Tajikistan has extradited Madina Bandarenko, the Ossetian wife of a notorious recruiter for the Islamic State extremist group in Tajikistan, to Russia along with her four children.

Bandarenko is accused by Russia of cooperating with and belonging to the Islamic State group and is being held in a prison in Russia's North Ossetia region, according to her mother, Oksana Jeylieva.

Bandarenko is the wife of Parviz Saidrahmonov (aka Abu Dovud), who was sentenced to 21 years in prison in November on terrorism charges in Dushanbe.

Saidrahmonov, who was extradited to Tajikistan from Turkey, was accused of recruiting more than 200 people to fight in Syria and Iraq and was alleged to be behind multiple terrorist activities in Tajikistan, Russia, and Sweden.

He was sentenced on charges of organizing a terrorist group, extremism, and recruiting mercenaries to fight in a foreign country.
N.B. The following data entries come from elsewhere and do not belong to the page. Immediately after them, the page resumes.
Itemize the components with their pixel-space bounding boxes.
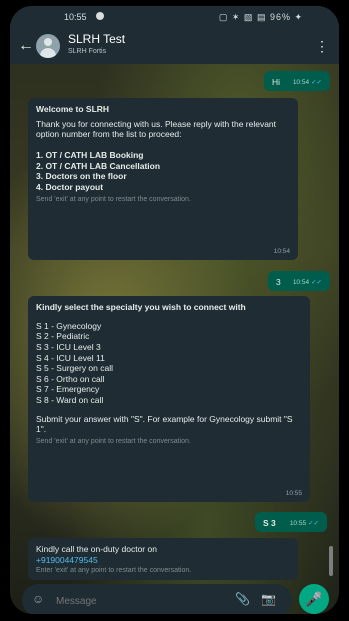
specialty-item: S 4 - ICU Level 11 <box>36 352 105 363</box>
message-input[interactable] <box>54 591 208 611</box>
option-item: 3. Doctors on the floor <box>36 171 127 182</box>
message-instruction: Submit your answer with "S". For example… <box>36 413 293 435</box>
option-item: 4. Doctor payout <box>36 181 104 192</box>
message-meta: 10:54 ✓✓ <box>292 78 322 86</box>
specialty-item: S 6 - Ortho on call <box>36 373 105 384</box>
specialty-item: S 7 - Emergency <box>36 384 100 395</box>
message-text: S 3 <box>263 518 276 528</box>
attach-icon[interactable]: 📎 <box>235 592 250 606</box>
message-in-call[interactable]: Kindly call the on-duty doctor on +91900… <box>28 538 298 580</box>
specialty-item: S 5 - Surgery on call <box>36 363 114 374</box>
chat-header: ← SLRH Test SLRH Fortis ⋮ <box>10 28 339 64</box>
specialty-item: S 3 - ICU Level 3 <box>36 341 101 352</box>
status-time: 10:55 <box>64 12 87 22</box>
message-text: Hi <box>272 77 281 87</box>
specialty-item: S 2 - Pediatric <box>36 331 90 342</box>
message-meta: 10:55 ✓✓ <box>289 519 319 527</box>
message-title: Welcome to SLRH <box>36 104 110 114</box>
message-in-specialty[interactable]: Kindly select the specialty you wish to … <box>28 296 310 502</box>
avatar[interactable] <box>36 34 60 58</box>
message-out-3[interactable]: 3 10:54 ✓✓ <box>268 271 330 291</box>
avatar-head <box>44 38 52 46</box>
message-footer: Send 'exit' at any point to restart the … <box>36 437 191 445</box>
read-ticks-icon: ✓✓ <box>311 278 322 286</box>
options-list: 1. OT / CATH LAB Booking 2. OT / CATH LA… <box>36 150 290 193</box>
option-item: 1. OT / CATH LAB Booking <box>36 149 144 160</box>
avatar-body <box>40 48 56 58</box>
option-item: 2. OT / CATH LAB Cancellation <box>36 160 161 171</box>
message-text: Kindly call the on-duty doctor on <box>36 544 157 554</box>
status-icons: ▢ ✶ ▧ ▤ 96% ✦ <box>218 12 303 22</box>
specialty-item: S 8 - Ward on call <box>36 395 104 405</box>
message-footer: Enter 'exit' at any point to restart the… <box>36 567 192 575</box>
camera-icon[interactable]: 📷 <box>261 592 276 606</box>
whatsapp-notification-icon <box>96 12 104 20</box>
mic-icon[interactable]: 🎤 <box>299 584 329 614</box>
phone-screen: 10:55 ▢ ✶ ▧ ▤ 96% ✦ ← SLRH Test SLRH For… <box>10 6 339 614</box>
message-footer: Send 'exit' at any point to restart the … <box>36 196 191 204</box>
read-ticks-icon: ✓✓ <box>308 519 319 527</box>
message-text: 3 <box>276 277 281 287</box>
message-in-welcome[interactable]: Welcome to SLRH Thank you for connecting… <box>28 98 298 260</box>
chat-title[interactable]: SLRH Test <box>68 32 125 46</box>
back-arrow-icon[interactable]: ← <box>18 37 34 55</box>
message-out-s3[interactable]: S 3 10:55 ✓✓ <box>255 512 327 532</box>
menu-kebab-icon[interactable]: ⋮ <box>315 38 329 55</box>
message-time: 10:54 <box>273 247 290 255</box>
message-meta: 10:54 ✓✓ <box>292 278 322 286</box>
specialty-item: S 1 - Gynecology <box>36 320 102 331</box>
scrollbar[interactable] <box>329 546 333 576</box>
message-time: 10:55 <box>285 489 302 497</box>
status-bar: 10:55 ▢ ✶ ▧ ▤ 96% ✦ <box>10 6 339 28</box>
message-composer[interactable]: ☺ 📎 📷 <box>22 584 292 614</box>
message-intro: Thank you for connecting with us. Please… <box>36 118 277 140</box>
message-title: Kindly select the specialty you wish to … <box>36 302 246 312</box>
specialty-list: S 1 - Gynecology S 2 - Pediatric S 3 - I… <box>36 321 302 406</box>
read-ticks-icon: ✓✓ <box>311 78 322 86</box>
phone-link[interactable]: +919004479545 <box>36 555 290 566</box>
emoji-icon[interactable]: ☺ <box>32 592 44 606</box>
chat-subtitle[interactable]: SLRH Fortis <box>68 48 106 55</box>
message-out-hi[interactable]: Hi 10:54 ✓✓ <box>264 71 330 91</box>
Saidrahmonov was a migrant worker in Russia when he left in 2014 for Iraq, where he joined the ranks of the Islamic State group.

Swedish investigators say Saidrahmonov was an accomplice of Rakhmat Akilov, an Uzbek man who drove a hijacked truck down a busy pedestrian street in Stockholm on April 7, 2017, killing five people and injuring 10 others.

Akilov, a rejected asylum seeker in Sweden before the attack, was sentenced to life in prison in June 2018.

Saidrahmonov was later captured by Syrian authorities and in mid-2020 disappeared from a prison in the Syrian town of Afrin when Tajikistan was working on his extradition to Dushanbe.

Tajik authorities, who took Saidrahmonov into custody in September, consider him to be "one of the most dangerous recruiters of the Islamic State."

Dushanbe estimates that about 2,000 Tajik citizens joined Islamic State in Iraq and Syria in 2013-15. Hundreds of them were killed in clashes in the Middle East. Some of those who returned to Tajikistan were either sentenced to lengthy prison terms or received amnesty.